Manage employed and contracted physicians effectively. In most health systems, a significant percentage of professional services are provided by physicians who are employed and/or receive a stipend. The industry best practice for managing these affiliated physicians is to have competent, experienced leaders, shared governance and an efficient, effective infrastructure. Health systems must provide timely, accurate data and feedback profiling each physician’s performance, and physician leaders must hold these affiliated physicians accountable. A portion of the compensation for employed and contracted physicians should be at risk for patient satisfaction, access and other system priorities.

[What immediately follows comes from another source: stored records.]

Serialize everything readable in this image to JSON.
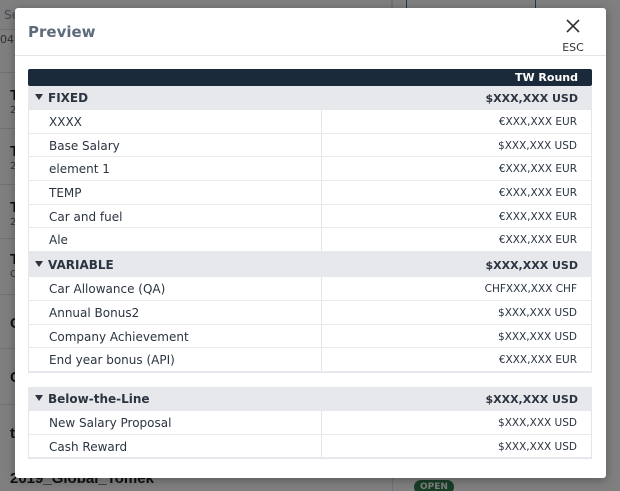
{
  "background": {
    "search_placeholder": "Se",
    "date_fragment": "04",
    "rows": [
      {
        "title": "T",
        "sub": "2"
      },
      {
        "title": "T",
        "sub": "2"
      },
      {
        "title": "T",
        "sub": "2"
      },
      {
        "title": "T",
        "sub": "C"
      },
      {
        "title": "C",
        "sub": ""
      },
      {
        "title": "C",
        "sub": ""
      },
      {
        "title": "t",
        "sub": ""
      }
    ],
    "bottom_title": "2019_Global_Tomek",
    "open_badge": "OPEN"
  },
  "modal": {
    "title": "Preview",
    "close_hint": "ESC",
    "column_header": "TW Round",
    "sections": [
      {
        "name": "FIXED",
        "total": "$XXX,XXX USD",
        "rows": [
          {
            "label": "XXXX",
            "value": "€XXX,XXX EUR"
          },
          {
            "label": "Base Salary",
            "value": "$XXX,XXX USD"
          },
          {
            "label": "element 1",
            "value": "€XXX,XXX EUR"
          },
          {
            "label": "TEMP",
            "value": "€XXX,XXX EUR"
          },
          {
            "label": "Car and fuel",
            "value": "€XXX,XXX EUR"
          },
          {
            "label": "Ale",
            "value": "€XXX,XXX EUR"
          }
        ]
      },
      {
        "name": "VARIABLE",
        "total": "$XXX,XXX USD",
        "rows": [
          {
            "label": "Car Allowance (QA)",
            "value": "CHFXXX,XXX CHF"
          },
          {
            "label": "Annual Bonus2",
            "value": "$XXX,XXX USD"
          },
          {
            "label": "Company Achievement",
            "value": "$XXX,XXX USD"
          },
          {
            "label": "End year bonus (API)",
            "value": "€XXX,XXX EUR"
          }
        ]
      },
      {
        "name": "Below-the-Line",
        "total": "$XXX,XXX USD",
        "rows": [
          {
            "label": "New Salary Proposal",
            "value": "$XXX,XXX USD"
          },
          {
            "label": "Cash Reward",
            "value": "$XXX,XXX USD"
          }
        ]
      }
    ]
  },
  "icons": {
    "close": "close-icon",
    "collapse": "caret-down-icon"
  },
  "colors": {
    "header_dark": "#1b2a3a",
    "section_bg": "#e6e8ec",
    "title_text": "#5d6b7b",
    "open_badge": "#2e7d4f"
  }
}
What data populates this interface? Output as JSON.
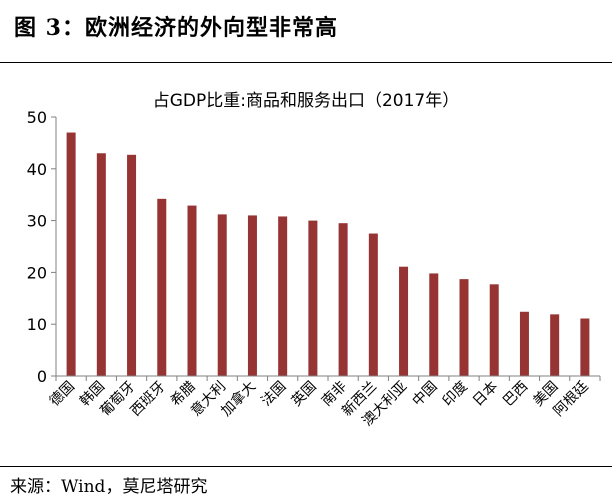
{
  "figure": {
    "title": "图 3：欧洲经济的外向型非常高",
    "source": "来源：Wind，莫尼塔研究"
  },
  "colors": {
    "bar": "#963434",
    "axis": "#808080",
    "text": "#000000"
  },
  "chart_data": {
    "type": "bar",
    "title": "占GDP比重:商品和服务出口（2017年）",
    "xlabel": "",
    "ylabel": "",
    "ylim": [
      0,
      50
    ],
    "yticks": [
      0,
      10,
      20,
      30,
      40,
      50
    ],
    "grid": false,
    "legend": "none",
    "categories": [
      "德国",
      "韩国",
      "葡萄牙",
      "西班牙",
      "希腊",
      "意大利",
      "加拿大",
      "法国",
      "英国",
      "南非",
      "新西兰",
      "澳大利亚",
      "中国",
      "印度",
      "日本",
      "巴西",
      "美国",
      "阿根廷"
    ],
    "values": [
      47.0,
      43.0,
      42.7,
      34.2,
      32.9,
      31.2,
      31.0,
      30.8,
      30.0,
      29.5,
      27.5,
      21.1,
      19.8,
      18.7,
      17.7,
      12.4,
      11.9,
      11.1
    ]
  }
}
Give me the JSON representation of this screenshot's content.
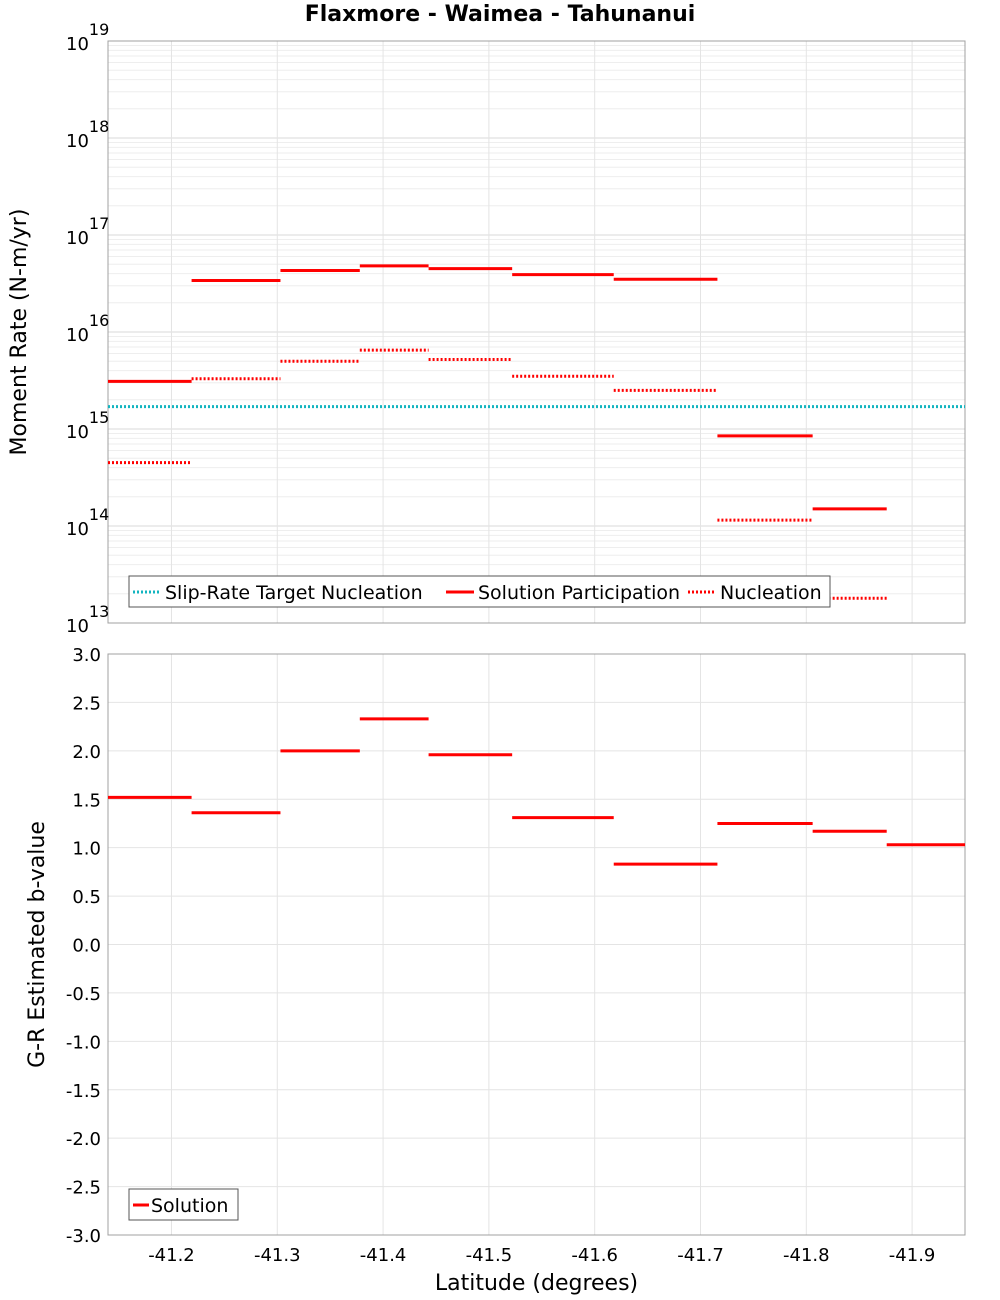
{
  "title": "Flaxmore - Waimea - Tahunanui",
  "colors": {
    "solution": "#ff0000",
    "target": "#13b5c0",
    "grid": "#e4e4e4",
    "frame": "#a0a0a0"
  },
  "chart_data": [
    {
      "type": "line",
      "ylabel": "Moment Rate (N-m/yr)",
      "yscale": "log",
      "ylim": [
        10000000000000.0,
        1e+19
      ],
      "xlim": [
        -41.14,
        -41.95
      ],
      "y_ticks": [
        {
          "base": "10",
          "exp": "19",
          "value": 1e+19
        },
        {
          "base": "10",
          "exp": "18",
          "value": 1e+18
        },
        {
          "base": "10",
          "exp": "17",
          "value": 1e+17
        },
        {
          "base": "10",
          "exp": "16",
          "value": 1e+16
        },
        {
          "base": "10",
          "exp": "15",
          "value": 1000000000000000.0
        },
        {
          "base": "10",
          "exp": "14",
          "value": 100000000000000.0
        },
        {
          "base": "10",
          "exp": "13",
          "value": 10000000000000.0
        }
      ],
      "legend_position": "bottom-left",
      "series": [
        {
          "name": "Slip-Rate Target Nucleation",
          "style": "dotted",
          "color": "#13b5c0",
          "segments": [
            [
              -41.14,
              -41.95,
              1700000000000000.0
            ]
          ]
        },
        {
          "name": "Solution Participation",
          "style": "solid",
          "color": "#ff0000",
          "segments": [
            [
              -41.14,
              -41.219,
              3100000000000000.0
            ],
            [
              -41.219,
              -41.303,
              3.4e+16
            ],
            [
              -41.303,
              -41.378,
              4.3e+16
            ],
            [
              -41.378,
              -41.443,
              4.8e+16
            ],
            [
              -41.443,
              -41.522,
              4.5e+16
            ],
            [
              -41.522,
              -41.618,
              3.9e+16
            ],
            [
              -41.618,
              -41.716,
              3.5e+16
            ],
            [
              -41.716,
              -41.806,
              850000000000000.0
            ],
            [
              -41.806,
              -41.876,
              150000000000000.0
            ]
          ]
        },
        {
          "name": "Nucleation",
          "style": "dotted",
          "color": "#ff0000",
          "segments": [
            [
              -41.14,
              -41.219,
              450000000000000.0
            ],
            [
              -41.219,
              -41.303,
              3300000000000000.0
            ],
            [
              -41.303,
              -41.378,
              5000000000000000.0
            ],
            [
              -41.378,
              -41.443,
              6500000000000000.0
            ],
            [
              -41.443,
              -41.522,
              5200000000000000.0
            ],
            [
              -41.522,
              -41.618,
              3500000000000000.0
            ],
            [
              -41.618,
              -41.716,
              2500000000000000.0
            ],
            [
              -41.716,
              -41.806,
              115000000000000.0
            ],
            [
              -41.806,
              -41.876,
              18000000000000.0
            ]
          ]
        }
      ]
    },
    {
      "type": "line",
      "ylabel": "G-R Estimated b-value",
      "xlabel": "Latitude (degrees)",
      "ylim": [
        -3.0,
        3.0
      ],
      "xlim": [
        -41.14,
        -41.95
      ],
      "y_ticks": [
        "3.0",
        "2.5",
        "2.0",
        "1.5",
        "1.0",
        "0.5",
        "0.0",
        "-0.5",
        "-1.0",
        "-1.5",
        "-2.0",
        "-2.5",
        "-3.0"
      ],
      "x_ticks": [
        "-41.2",
        "-41.3",
        "-41.4",
        "-41.5",
        "-41.6",
        "-41.7",
        "-41.8",
        "-41.9"
      ],
      "legend_position": "bottom-left",
      "series": [
        {
          "name": "Solution",
          "style": "solid",
          "color": "#ff0000",
          "segments": [
            [
              -41.14,
              -41.219,
              1.52
            ],
            [
              -41.219,
              -41.303,
              1.36
            ],
            [
              -41.303,
              -41.378,
              2.0
            ],
            [
              -41.378,
              -41.443,
              2.33
            ],
            [
              -41.443,
              -41.522,
              1.96
            ],
            [
              -41.522,
              -41.618,
              1.31
            ],
            [
              -41.618,
              -41.716,
              0.83
            ],
            [
              -41.716,
              -41.806,
              1.25
            ],
            [
              -41.806,
              -41.876,
              1.17
            ],
            [
              -41.876,
              -41.95,
              1.03
            ]
          ]
        }
      ]
    }
  ]
}
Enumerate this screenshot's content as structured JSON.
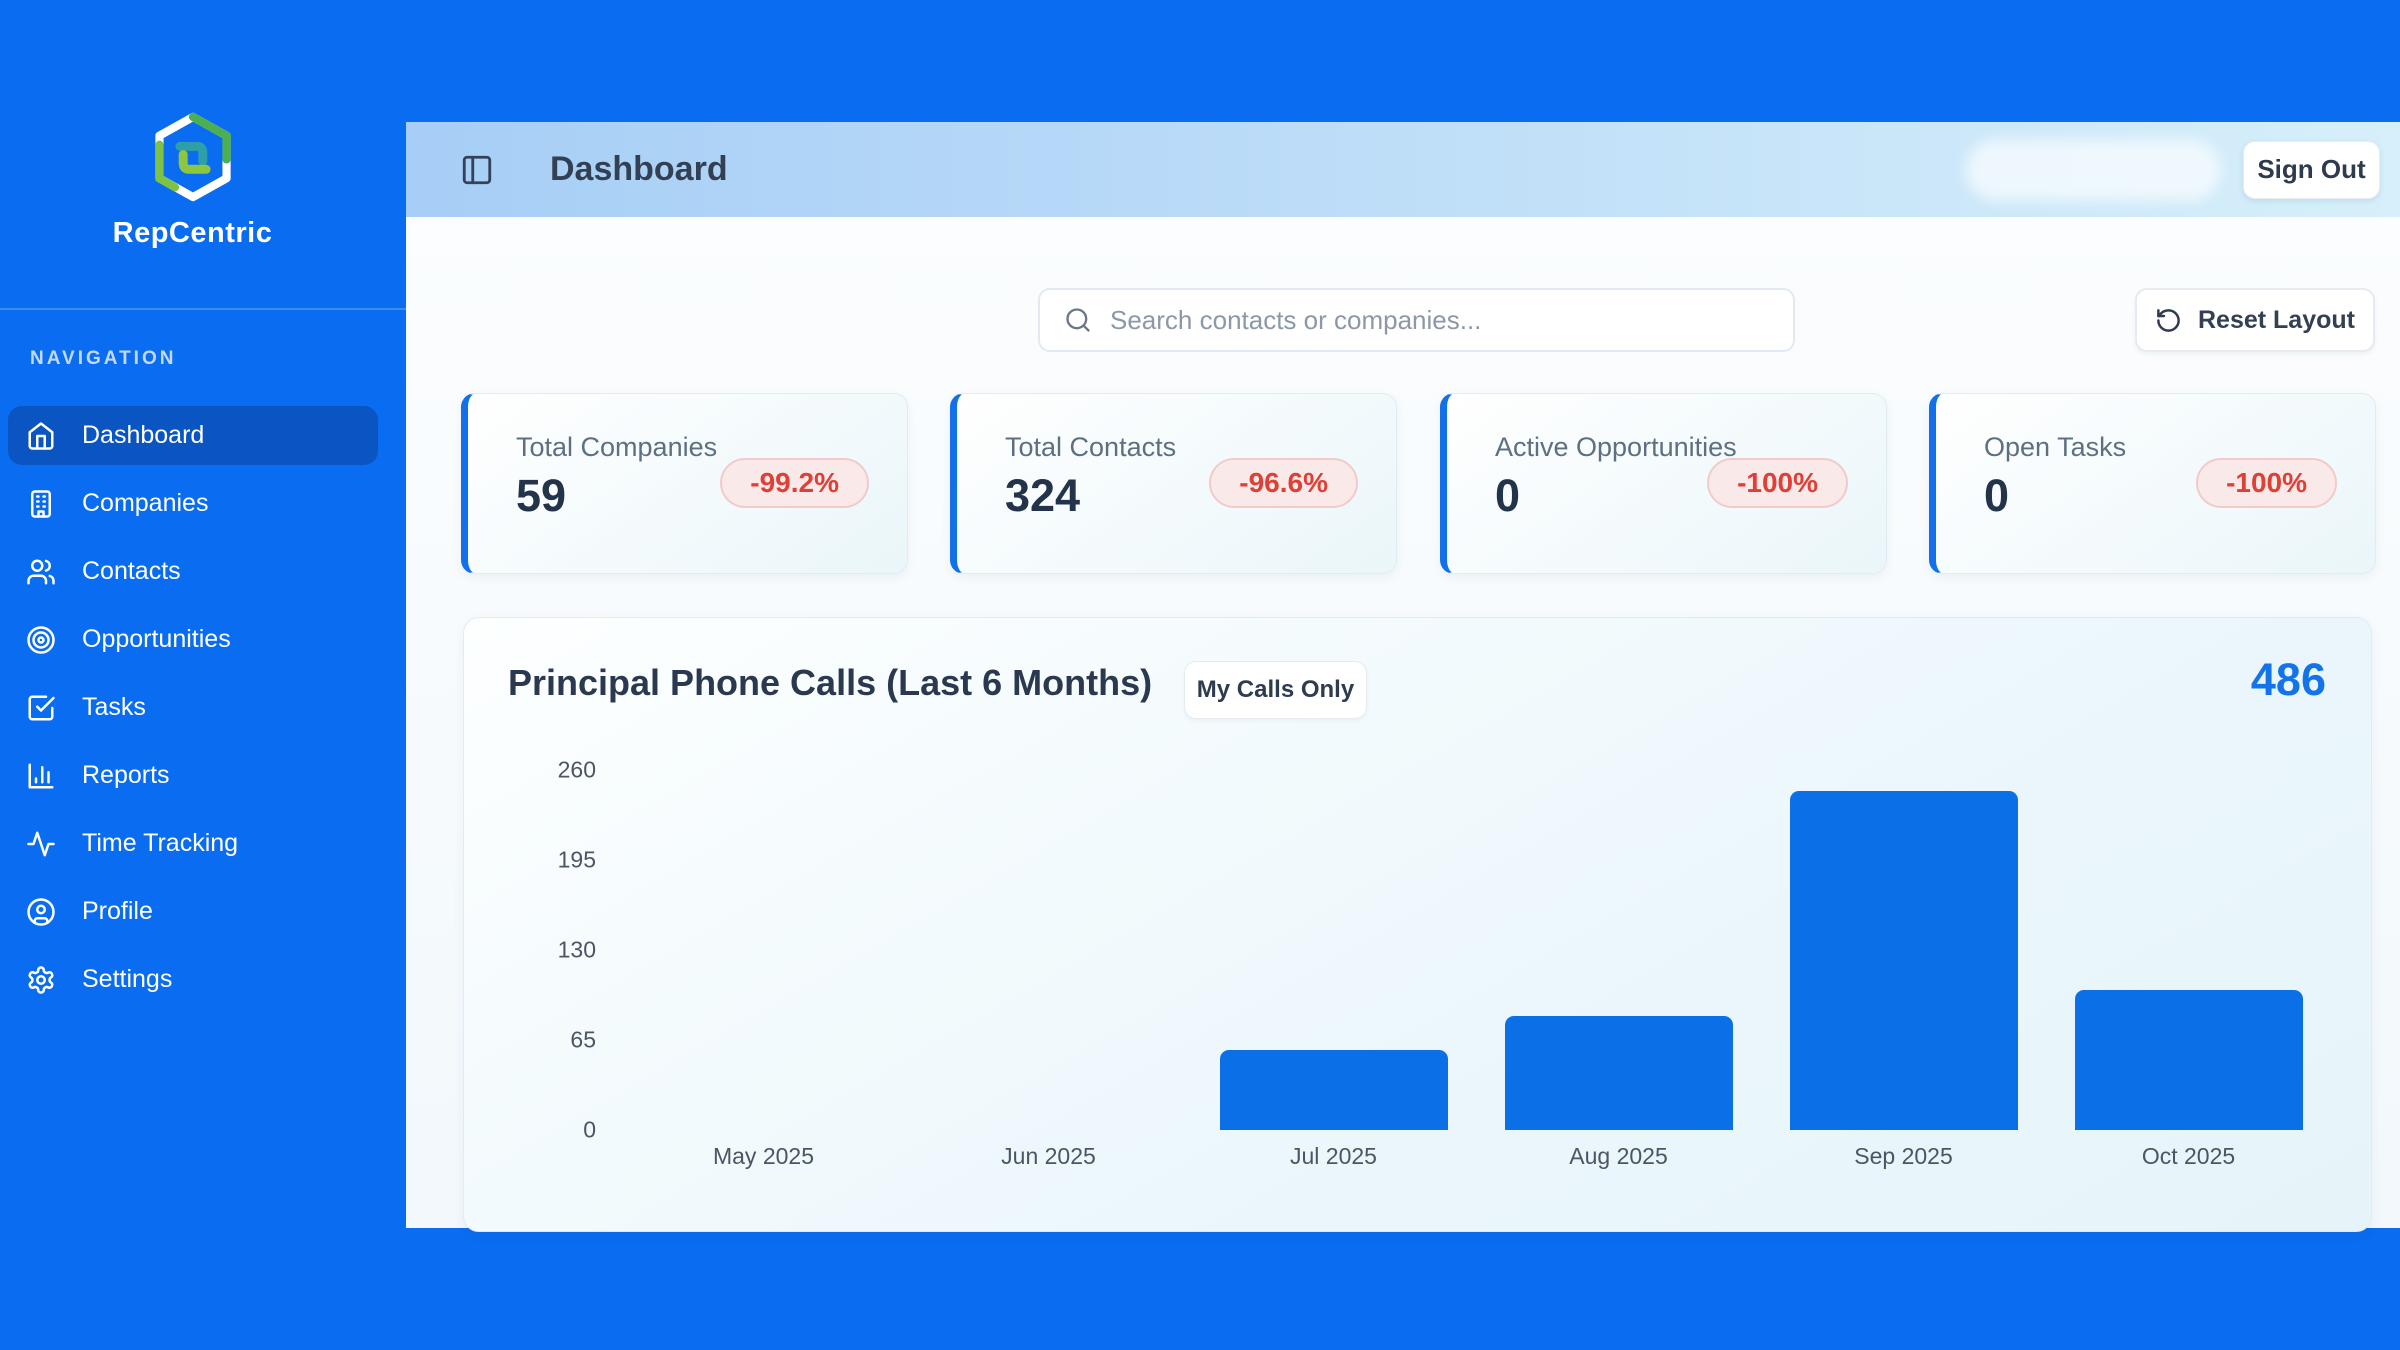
{
  "brand": {
    "name": "RepCentric",
    "logo_icon": "hexagon-logo-icon"
  },
  "sidebar": {
    "section_label": "NAVIGATION",
    "items": [
      {
        "label": "Dashboard",
        "icon": "home-icon",
        "active": true
      },
      {
        "label": "Companies",
        "icon": "building-icon",
        "active": false
      },
      {
        "label": "Contacts",
        "icon": "users-icon",
        "active": false
      },
      {
        "label": "Opportunities",
        "icon": "target-icon",
        "active": false
      },
      {
        "label": "Tasks",
        "icon": "check-square-icon",
        "active": false
      },
      {
        "label": "Reports",
        "icon": "bar-chart-icon",
        "active": false
      },
      {
        "label": "Time Tracking",
        "icon": "activity-icon",
        "active": false
      },
      {
        "label": "Profile",
        "icon": "user-circle-icon",
        "active": false
      },
      {
        "label": "Settings",
        "icon": "gear-icon",
        "active": false
      }
    ]
  },
  "header": {
    "title": "Dashboard",
    "sign_out_label": "Sign Out",
    "user_chip": "redacted-blurred"
  },
  "toolbar": {
    "search_placeholder": "Search contacts or companies...",
    "reset_layout_label": "Reset Layout"
  },
  "stats": [
    {
      "label": "Total Companies",
      "value": "59",
      "delta": "-99.2%"
    },
    {
      "label": "Total Contacts",
      "value": "324",
      "delta": "-96.6%"
    },
    {
      "label": "Active Opportunities",
      "value": "0",
      "delta": "-100%"
    },
    {
      "label": "Open Tasks",
      "value": "0",
      "delta": "-100%"
    }
  ],
  "chart_card": {
    "title": "Principal Phone Calls (Last 6 Months)",
    "filter_button": "My Calls Only",
    "total": "486"
  },
  "chart_data": {
    "type": "bar",
    "title": "Principal Phone Calls (Last 6 Months)",
    "categories": [
      "May 2025",
      "Jun 2025",
      "Jul 2025",
      "Aug 2025",
      "Sep 2025",
      "Oct 2025"
    ],
    "values": [
      0,
      0,
      58,
      82,
      245,
      101
    ],
    "total": 486,
    "xlabel": "",
    "ylabel": "",
    "ylim": [
      0,
      260
    ],
    "yticks": [
      0,
      65,
      130,
      195,
      260
    ],
    "grid": false,
    "legend": false,
    "bar_color": "#0B70E8"
  },
  "colors": {
    "accent_blue": "#0A6CF0",
    "active_nav": "#0A55C2",
    "bar_blue": "#0B70E8",
    "total_blue": "#1273EB",
    "negative_red": "#DE3F36",
    "badge_bg": "#FAE9E9",
    "header_gradient_start": "#A6CEF6",
    "header_gradient_end": "#D6EFFA"
  }
}
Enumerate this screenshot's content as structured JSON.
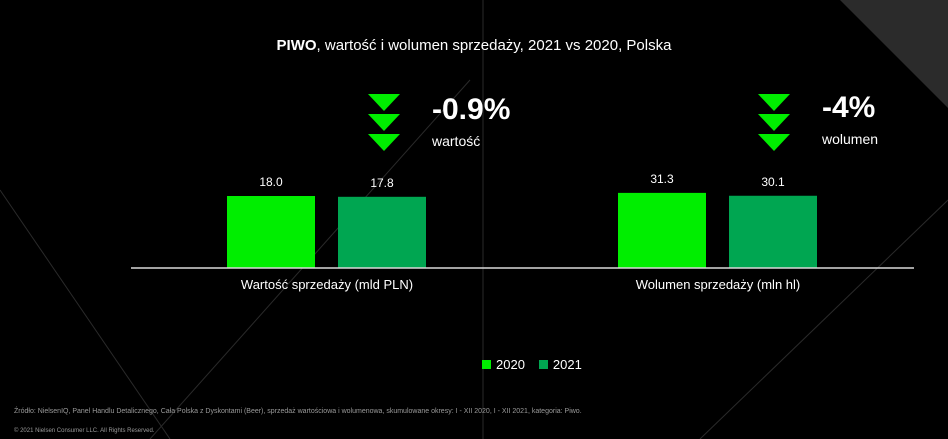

Many leaders classify the deficits associated with employing and contracting with physicians as “losses.” But the deficit generated by the office practice of a highly productive employed physician who provides excellent care and meets the needs of the health system is not a loss. Rather, it is a worthwhile investment. Deficits resulting from low productivity, high overhead, poor patient satisfaction, underperforming financial systems and poor service are true losses that must be addressed and corrected.
Develop a high-value, data-driven, clinically integrated network. The delivery of value-based care requires an integrated network of physicians. Cost and quality generally cannot be improved when physicians function independently. A clinically integrated network includes employed physicians, independent physicians and organizational providers, all working together to provide high-quality, cost-effective, coordinated care. Best practices for clinically integrated networks include governance shared with practicing physicians; providers who use the same electronic health record; a robust set of clinical guidelines; broad geographic coverage; and a sophisticated infrastructure.
These networks require radical collaboration among multiple independent physician groups and the health system. It takes many years for a network of providers to develop the competency to provide high-quality, cost-effective care within a fixed budget. Health systems with a high-functioning, clinically integrated network will be well-positioned for the future.
Leaders of health systems must define their crucial strategies for the next three to five years based on both national and local trends. Boards must require leaders to identify and measure key performance indicators, report the results and take corrective action when warranted. Accurate data neutralize the emotions that can result in misguided decisions.
Successful execution of the crucial strategies requires hard work, discipline and a willingness to make tough decisions. Sometimes the hardest thing and the right thing are the same. It is better to make these difficult decisions in an orderly fashion now than to make them under duress in the future.